First off... I never said the Power4 would be in a Mac. Drop that part, it's a non-issue.
Your argument doesn't make any sense though. Just because it is reliable doesn't mean it won't work in a desktop. Just because it is currently prohibitivly expensive doesn't mean it won't work in a desktop (though market forces would make it impractical).
There is nothing in the architecture of a processor that makes it inherently expensive to create. Cost is related to R&D, Demand, Supply, Production costs (size, yield,...). It isn't related to the way in which the gates are arranged in a litho mask.
Server processors do tend to have thicker gates and interconnects to increase reliabilty, but even this is a minor extra cost. They are also sorted to a higher standard than desktop parts, increasing testing cost and decreasing yeild.
Once the 'maze' of the architecture is laid down, the trivial part would be shrinking the 'walls'. It would be a LOT easier than maintaining an architecture and a derivative of that architecture.
Now, look at my argument again. What makes more sense, making a Power5 for the desktop/small server or making a Power5 and yet another architecture based off of the Power5? The cost associated with making a desktop Power5 is MUCH lower than making a derivative architecture... and the dev time would be much shorter too.
As I said... I don't know if a Power5 will end up in a Mac and you certainly don't either. IBM is hinting (over a year out) that this processor will run in smaller hardware than the Power4 was designed to run in. The Power4+ (smaller die) is being put into smaller servers already. Add to this the fact that NO ONE knows what a Power4 really costs because the only info you have is the cost of an IBM aftermarket upgrade part (which is an IBM branded module with a big L3 cache)... not a raw chip price. IBM doesn't sell them to anyone else, so we have no idea. We have no idea how increased production and increased supply for a much larger market would affect the production cost of a chip like the Power4+ and we certainly don't know how it would affect a processor like the Power5... which just got powered on 2 weeks ago.

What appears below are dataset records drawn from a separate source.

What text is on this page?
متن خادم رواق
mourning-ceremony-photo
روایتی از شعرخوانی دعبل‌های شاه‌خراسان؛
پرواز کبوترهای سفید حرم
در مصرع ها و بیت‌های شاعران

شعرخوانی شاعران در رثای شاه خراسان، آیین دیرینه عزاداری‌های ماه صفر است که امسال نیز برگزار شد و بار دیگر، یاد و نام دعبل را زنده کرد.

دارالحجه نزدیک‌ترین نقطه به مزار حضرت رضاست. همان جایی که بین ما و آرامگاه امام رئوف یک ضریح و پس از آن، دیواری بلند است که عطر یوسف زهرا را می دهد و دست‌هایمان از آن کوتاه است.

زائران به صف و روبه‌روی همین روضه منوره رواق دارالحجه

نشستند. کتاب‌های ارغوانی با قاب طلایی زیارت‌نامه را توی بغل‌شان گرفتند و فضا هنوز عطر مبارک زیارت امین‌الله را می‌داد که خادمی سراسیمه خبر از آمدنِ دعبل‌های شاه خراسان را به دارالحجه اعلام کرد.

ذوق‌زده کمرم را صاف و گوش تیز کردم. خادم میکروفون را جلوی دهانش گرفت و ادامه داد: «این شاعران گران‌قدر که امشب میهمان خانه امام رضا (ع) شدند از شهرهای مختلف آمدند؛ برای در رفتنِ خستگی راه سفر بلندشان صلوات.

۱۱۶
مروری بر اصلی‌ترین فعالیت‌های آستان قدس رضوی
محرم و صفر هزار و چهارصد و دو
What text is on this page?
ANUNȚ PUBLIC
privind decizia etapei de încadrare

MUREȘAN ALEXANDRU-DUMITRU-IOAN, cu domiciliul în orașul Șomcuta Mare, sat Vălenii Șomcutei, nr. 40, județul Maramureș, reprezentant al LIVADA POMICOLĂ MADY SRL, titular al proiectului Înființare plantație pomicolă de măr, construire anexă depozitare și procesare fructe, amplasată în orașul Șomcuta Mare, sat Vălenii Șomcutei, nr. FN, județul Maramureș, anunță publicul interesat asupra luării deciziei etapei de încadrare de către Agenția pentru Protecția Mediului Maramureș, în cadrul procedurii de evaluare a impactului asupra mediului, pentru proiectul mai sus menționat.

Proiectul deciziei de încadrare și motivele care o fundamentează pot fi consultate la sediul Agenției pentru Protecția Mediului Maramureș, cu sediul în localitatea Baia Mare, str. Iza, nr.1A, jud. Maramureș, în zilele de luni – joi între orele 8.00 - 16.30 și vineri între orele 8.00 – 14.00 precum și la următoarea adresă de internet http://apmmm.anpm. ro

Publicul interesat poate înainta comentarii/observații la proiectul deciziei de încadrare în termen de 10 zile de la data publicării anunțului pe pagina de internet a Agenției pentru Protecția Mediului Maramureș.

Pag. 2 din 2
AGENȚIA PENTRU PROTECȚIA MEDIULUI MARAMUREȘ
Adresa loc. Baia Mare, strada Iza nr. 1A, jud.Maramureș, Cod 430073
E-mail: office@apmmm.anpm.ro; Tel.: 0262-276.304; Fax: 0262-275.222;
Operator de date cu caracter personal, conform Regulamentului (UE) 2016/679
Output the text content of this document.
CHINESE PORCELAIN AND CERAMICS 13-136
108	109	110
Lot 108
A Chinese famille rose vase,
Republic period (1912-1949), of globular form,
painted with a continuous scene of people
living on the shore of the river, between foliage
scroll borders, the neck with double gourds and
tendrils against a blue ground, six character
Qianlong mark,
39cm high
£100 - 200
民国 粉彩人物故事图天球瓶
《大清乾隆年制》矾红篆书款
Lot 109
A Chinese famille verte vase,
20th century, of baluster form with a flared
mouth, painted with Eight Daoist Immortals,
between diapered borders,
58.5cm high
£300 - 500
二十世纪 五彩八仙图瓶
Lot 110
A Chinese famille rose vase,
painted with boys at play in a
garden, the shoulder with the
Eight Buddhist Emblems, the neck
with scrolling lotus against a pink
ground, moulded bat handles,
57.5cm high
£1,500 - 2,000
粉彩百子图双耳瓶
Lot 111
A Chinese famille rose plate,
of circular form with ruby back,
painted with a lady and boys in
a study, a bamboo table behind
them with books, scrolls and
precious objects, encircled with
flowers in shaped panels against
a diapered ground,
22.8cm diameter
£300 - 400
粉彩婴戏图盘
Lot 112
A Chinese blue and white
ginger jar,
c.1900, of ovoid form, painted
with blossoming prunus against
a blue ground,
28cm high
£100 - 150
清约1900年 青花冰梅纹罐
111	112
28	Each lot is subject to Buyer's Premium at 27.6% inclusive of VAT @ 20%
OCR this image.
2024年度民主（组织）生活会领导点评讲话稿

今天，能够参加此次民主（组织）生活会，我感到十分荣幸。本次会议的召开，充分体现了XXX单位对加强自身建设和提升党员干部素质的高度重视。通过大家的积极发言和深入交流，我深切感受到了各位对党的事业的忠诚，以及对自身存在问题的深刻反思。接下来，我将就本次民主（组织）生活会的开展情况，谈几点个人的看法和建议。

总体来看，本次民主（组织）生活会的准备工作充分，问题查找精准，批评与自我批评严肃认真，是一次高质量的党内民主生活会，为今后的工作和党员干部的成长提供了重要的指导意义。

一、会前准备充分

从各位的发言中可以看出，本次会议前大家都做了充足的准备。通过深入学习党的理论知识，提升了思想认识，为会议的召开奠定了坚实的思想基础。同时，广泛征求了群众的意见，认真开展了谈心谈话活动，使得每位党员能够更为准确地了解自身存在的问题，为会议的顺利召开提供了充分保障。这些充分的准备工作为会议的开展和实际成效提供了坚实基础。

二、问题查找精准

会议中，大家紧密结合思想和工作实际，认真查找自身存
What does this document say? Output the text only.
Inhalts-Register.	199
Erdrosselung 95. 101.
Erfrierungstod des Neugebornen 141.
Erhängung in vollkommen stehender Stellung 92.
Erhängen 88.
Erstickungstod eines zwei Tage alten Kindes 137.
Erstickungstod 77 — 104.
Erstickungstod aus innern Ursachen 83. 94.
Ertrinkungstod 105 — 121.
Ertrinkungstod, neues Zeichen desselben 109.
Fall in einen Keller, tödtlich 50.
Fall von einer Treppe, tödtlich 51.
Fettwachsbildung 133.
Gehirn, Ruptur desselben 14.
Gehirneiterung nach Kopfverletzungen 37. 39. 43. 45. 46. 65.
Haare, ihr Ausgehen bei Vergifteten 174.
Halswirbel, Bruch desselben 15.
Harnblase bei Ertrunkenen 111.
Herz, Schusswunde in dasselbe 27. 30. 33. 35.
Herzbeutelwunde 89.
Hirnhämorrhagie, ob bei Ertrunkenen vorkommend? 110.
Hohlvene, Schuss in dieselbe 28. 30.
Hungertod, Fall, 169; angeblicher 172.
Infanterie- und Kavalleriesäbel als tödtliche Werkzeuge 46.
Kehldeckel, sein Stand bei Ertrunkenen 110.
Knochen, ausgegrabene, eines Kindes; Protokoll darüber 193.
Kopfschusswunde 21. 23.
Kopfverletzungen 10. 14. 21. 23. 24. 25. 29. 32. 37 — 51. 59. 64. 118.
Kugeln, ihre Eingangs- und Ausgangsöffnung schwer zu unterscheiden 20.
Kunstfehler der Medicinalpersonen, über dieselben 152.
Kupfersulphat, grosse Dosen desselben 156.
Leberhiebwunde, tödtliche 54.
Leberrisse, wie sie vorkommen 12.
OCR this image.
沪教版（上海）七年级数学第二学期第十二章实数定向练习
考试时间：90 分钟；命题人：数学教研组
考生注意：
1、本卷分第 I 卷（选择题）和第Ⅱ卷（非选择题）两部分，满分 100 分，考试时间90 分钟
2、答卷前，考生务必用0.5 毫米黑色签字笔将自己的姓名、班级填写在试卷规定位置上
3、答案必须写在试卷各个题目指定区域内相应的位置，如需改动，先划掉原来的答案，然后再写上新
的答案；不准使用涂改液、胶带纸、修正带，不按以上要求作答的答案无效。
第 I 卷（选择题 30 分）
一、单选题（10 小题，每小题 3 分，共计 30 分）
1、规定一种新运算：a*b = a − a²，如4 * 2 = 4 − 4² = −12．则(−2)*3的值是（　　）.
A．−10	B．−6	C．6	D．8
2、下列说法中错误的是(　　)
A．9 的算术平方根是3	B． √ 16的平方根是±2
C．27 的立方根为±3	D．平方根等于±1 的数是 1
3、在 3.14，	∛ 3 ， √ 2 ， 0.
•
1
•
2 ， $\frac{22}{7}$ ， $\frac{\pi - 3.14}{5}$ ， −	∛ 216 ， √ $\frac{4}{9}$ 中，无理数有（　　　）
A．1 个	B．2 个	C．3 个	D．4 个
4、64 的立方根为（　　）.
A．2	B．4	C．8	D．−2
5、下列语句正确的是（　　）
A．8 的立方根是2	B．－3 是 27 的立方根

I think the key to whether we may see a real Power5 in a Mac would be whether or not IBM includes Altivec in the Power5, and what the transistor count turns out to be.
One more thing... if IBM does design the Power5 to be an option for the Mac, the increased production will drive down per unit cost. This means larger margins and more competitive prices for their Enterprise hardware.... their largest business unit.